Accord de gouvernement Vivaldi : de l'argent pour le rail et des voitures de société "0 carbone" en 2026

L’un des rares retours en arrière par rapport au gouvernement précédent. "Le modèle de mobilité actuel affecte négativement le changement climatique, la qualité de l’air et la santé publique. […] Le gouvernement misera la mobilité douce, collective et multimodale, ce qui implique plus particulièrement de nouveaux financements pour mettre la SNCB et Infrabel en état de procéder aux investissements nécessaires à un transfert modal durable."

Il y a six ans, la SNCB voyait 2 milliards lui passer sous le nez, aujourd’hui, elle est à nouveau soutenue (285 millions) : " Il y aura une augmentation de la dotation d’investissement. Lors de la fixation de la dotation, il sera tenu compte de l’impact financier de la crise corona. " La SNCB perdait, au printemps dernier, 70 millions par mois… Infrabel aussi recevra un nouveau financement (245 millions).

Et ce n’est pas tout : "Ce gouvernement attribue directement à la SNCB pour une durée de 10 ans la mission de service public d’opérateur du transport de personnes par chemin de fer dans notre pays pour l’ensemble du réseau ferroviaire." A noter, qu’en Flandre et en Wallonie, un projet pilote sera mis en place avec les régions.

Petite porte ouverte à un début de privatisation ?

Le gouvernement veut une SNCB irréprochable : des exigences de qualité seront imposées dans le contrat de gestion pour que le rail public belge en vue de préparer la libéralisation du rail. La phrase qui suit risque de faire bondir plus d’un cheminot : "Afin de préparer la SNCB à la libéralisation imminente, il sera examiné si une expertise privée peut être apportée à la SNCB." La SNCB se dirige-t-elle donc vers un destin à la Proximus ou Bpost, avec un début de privatisation ?

Le gouvernement veut l’amélioration de la ponctualité, plus de trains en soirée, la nuit, le week-end, plus de confort, d’accessibilité, plus de vélos à bord, des accès internet. Et également que la Belgique soit un "hub" pour les trains de nuit, que les liaisons à grande vitesse se développent entre les hubs TGV des pays voisins et Brussels Airport "afin de réduire les vols court-courriers." Ce serait donc le retour des Thalys entre Paris et l’aéroport de Zaventem…

Il est aussi question d’une simplification et une plus grande souplesse de la tarification de la SNCB. Une phrase qui plaira à la CEO Sophie Dutordoir : "La SNCB bénéficiera également d’une plus grande autonomie tarifaire dans la mesure où elle s’inscrive dans le cadre de l’accord de gestion."

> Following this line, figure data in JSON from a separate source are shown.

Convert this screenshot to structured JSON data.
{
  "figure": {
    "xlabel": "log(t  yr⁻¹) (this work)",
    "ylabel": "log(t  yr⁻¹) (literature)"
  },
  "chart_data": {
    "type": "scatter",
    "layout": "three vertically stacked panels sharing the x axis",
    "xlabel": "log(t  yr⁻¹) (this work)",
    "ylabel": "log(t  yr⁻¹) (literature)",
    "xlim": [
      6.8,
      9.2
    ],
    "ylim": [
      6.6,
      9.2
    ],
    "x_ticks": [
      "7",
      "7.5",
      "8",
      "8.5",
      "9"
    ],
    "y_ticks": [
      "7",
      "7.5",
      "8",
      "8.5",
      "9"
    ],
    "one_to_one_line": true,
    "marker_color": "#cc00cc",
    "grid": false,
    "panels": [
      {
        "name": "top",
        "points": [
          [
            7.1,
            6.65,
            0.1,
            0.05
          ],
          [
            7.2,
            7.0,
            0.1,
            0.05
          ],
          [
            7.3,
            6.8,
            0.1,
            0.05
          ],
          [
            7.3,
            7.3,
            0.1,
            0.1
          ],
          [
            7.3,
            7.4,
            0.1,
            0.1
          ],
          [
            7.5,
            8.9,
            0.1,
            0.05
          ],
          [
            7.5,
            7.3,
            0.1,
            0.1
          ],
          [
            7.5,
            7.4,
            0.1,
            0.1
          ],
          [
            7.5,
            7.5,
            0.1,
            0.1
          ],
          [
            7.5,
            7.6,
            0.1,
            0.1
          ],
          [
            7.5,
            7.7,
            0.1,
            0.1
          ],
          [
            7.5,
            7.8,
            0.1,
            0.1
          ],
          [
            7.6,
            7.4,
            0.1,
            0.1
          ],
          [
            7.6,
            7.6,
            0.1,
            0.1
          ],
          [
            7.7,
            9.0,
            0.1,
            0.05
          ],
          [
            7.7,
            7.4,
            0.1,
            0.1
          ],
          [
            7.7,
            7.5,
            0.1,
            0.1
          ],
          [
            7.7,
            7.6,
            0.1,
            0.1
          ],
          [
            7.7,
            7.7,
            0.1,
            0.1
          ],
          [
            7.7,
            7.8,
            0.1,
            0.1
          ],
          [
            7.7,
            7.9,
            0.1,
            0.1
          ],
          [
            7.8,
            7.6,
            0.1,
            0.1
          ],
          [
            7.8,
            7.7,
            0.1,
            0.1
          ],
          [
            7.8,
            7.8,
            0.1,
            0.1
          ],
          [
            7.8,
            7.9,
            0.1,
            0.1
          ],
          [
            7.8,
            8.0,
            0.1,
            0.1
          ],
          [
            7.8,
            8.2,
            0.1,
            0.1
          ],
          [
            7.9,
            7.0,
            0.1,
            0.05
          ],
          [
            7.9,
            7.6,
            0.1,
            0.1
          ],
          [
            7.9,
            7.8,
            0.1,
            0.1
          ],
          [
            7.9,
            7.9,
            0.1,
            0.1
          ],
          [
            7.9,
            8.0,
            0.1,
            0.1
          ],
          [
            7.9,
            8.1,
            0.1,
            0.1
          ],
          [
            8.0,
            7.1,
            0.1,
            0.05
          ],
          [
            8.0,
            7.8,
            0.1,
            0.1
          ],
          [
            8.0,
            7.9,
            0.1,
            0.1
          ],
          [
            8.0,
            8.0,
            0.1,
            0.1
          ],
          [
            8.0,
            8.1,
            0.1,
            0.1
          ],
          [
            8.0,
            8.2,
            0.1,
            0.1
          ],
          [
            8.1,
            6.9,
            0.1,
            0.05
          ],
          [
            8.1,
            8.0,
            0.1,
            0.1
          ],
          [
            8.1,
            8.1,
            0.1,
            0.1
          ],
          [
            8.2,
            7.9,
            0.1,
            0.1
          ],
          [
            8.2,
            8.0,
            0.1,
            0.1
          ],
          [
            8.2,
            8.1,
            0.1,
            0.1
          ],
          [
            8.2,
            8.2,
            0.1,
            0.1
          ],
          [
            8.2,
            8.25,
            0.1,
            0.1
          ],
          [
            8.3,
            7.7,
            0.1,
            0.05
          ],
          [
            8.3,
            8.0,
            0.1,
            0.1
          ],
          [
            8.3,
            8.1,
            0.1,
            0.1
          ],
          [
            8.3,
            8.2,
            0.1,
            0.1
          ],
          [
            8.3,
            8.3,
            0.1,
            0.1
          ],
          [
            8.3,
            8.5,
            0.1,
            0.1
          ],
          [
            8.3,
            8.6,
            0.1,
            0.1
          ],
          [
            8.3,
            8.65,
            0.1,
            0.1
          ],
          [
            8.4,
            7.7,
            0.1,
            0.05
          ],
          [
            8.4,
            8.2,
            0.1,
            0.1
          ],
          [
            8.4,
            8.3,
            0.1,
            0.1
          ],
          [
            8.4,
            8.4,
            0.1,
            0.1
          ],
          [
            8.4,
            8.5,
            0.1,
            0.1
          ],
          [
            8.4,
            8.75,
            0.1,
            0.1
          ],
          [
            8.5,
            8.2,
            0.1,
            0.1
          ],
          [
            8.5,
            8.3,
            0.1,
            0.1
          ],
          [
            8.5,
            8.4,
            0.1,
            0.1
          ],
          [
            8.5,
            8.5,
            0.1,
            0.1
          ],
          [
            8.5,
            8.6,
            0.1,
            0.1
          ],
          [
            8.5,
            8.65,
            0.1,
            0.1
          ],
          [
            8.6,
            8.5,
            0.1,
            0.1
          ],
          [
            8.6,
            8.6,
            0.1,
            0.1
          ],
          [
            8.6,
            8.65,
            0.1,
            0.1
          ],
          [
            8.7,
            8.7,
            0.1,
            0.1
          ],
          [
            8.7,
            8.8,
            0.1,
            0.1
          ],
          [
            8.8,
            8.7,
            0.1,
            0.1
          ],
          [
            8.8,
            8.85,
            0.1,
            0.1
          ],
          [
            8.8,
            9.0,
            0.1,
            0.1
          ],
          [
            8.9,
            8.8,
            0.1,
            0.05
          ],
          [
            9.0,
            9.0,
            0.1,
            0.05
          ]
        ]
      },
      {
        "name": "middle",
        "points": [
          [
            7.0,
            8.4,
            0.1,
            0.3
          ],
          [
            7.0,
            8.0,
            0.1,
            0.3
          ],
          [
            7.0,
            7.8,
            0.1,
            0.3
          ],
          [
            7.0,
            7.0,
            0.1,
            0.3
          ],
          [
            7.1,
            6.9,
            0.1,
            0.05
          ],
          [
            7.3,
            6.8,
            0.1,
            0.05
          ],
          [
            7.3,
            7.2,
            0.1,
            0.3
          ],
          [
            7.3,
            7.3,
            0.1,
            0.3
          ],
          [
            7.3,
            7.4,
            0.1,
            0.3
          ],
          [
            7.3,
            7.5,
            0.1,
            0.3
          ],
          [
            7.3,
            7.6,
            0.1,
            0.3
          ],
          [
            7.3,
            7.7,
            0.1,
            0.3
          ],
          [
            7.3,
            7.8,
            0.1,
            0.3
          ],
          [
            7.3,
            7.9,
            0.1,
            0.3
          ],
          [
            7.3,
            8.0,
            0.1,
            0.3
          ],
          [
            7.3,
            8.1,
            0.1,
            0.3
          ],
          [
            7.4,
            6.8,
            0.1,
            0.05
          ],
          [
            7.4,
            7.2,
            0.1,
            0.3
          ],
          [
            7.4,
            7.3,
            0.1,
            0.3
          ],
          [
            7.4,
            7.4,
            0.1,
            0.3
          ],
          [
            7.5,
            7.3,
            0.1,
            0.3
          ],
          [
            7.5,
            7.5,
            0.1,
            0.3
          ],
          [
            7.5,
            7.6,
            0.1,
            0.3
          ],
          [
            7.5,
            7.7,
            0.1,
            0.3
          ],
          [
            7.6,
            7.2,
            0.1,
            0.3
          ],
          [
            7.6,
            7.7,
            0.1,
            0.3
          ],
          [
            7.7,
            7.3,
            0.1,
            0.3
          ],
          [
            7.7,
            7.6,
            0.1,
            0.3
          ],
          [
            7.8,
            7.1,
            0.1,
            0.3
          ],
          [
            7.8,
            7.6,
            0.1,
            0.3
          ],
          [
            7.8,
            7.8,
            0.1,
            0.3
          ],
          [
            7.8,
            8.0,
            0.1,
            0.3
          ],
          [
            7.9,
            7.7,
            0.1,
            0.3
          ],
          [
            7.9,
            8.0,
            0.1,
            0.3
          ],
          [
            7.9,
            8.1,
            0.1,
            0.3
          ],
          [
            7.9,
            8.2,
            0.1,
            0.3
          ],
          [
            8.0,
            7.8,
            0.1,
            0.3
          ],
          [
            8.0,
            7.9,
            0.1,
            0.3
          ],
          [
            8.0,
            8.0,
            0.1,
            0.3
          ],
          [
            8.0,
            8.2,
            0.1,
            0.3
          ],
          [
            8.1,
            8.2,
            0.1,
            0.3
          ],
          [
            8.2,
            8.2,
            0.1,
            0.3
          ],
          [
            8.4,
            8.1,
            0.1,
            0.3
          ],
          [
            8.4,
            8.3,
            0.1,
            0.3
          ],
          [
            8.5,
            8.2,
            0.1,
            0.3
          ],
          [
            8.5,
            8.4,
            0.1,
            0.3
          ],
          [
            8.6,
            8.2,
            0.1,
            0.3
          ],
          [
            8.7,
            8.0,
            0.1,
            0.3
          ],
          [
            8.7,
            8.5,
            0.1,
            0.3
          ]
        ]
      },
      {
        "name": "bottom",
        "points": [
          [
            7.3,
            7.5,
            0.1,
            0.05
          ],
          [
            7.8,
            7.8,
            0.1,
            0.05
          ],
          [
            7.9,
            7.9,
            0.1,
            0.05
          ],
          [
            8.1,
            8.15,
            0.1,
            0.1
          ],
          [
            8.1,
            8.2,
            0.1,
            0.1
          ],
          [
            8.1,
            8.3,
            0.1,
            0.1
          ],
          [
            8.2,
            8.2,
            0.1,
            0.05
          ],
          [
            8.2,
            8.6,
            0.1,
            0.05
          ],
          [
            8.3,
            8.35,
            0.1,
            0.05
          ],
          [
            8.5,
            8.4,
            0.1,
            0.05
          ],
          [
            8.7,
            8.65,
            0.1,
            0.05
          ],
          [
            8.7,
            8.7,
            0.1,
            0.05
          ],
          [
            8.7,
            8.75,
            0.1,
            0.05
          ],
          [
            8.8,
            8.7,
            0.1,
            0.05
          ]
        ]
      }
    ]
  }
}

Dès 2026, les voitures de société seront "neutres en carbone"

Le gouvernement souhaite qu’un conducteur sur trois soit, chaque année, contrôlé, que ce soit en matière de vitesse, d’alcool, du port de la ceinture ou de l’utilisation du téléphone portable.

Le système des voitures de société n'est pas fondamentalement modifié. Mais le gouvernement s’engage : Tous les nouveaux véhicules de société doivent être neutres en carbone d’ici 2026. Nous examinerons en concertation avec les entités fédérées comment on pourrait procéder de la même manière pour les bus de transports en commun, les taxis et la mobilité partagée. " Il faudra voir comment va s’opérationnaliser ce shift, alors que l’appellation même de "neutralité CO2" est sujette à caution…

Le permis à points, ce monstre du Loch Ness de la sécurité routière belge, est à nouveau évoqué. Dans le tube depuis les années 90, aucun gouvernement n'a su le mettre en place. A la demande du sp.a, ce dossier revient à la table. Il est question d'en étudier la faisabilité, les socialistes flamands souhaitant s'attaquer aux chauffards récidivistes et aux infractions les plus graves.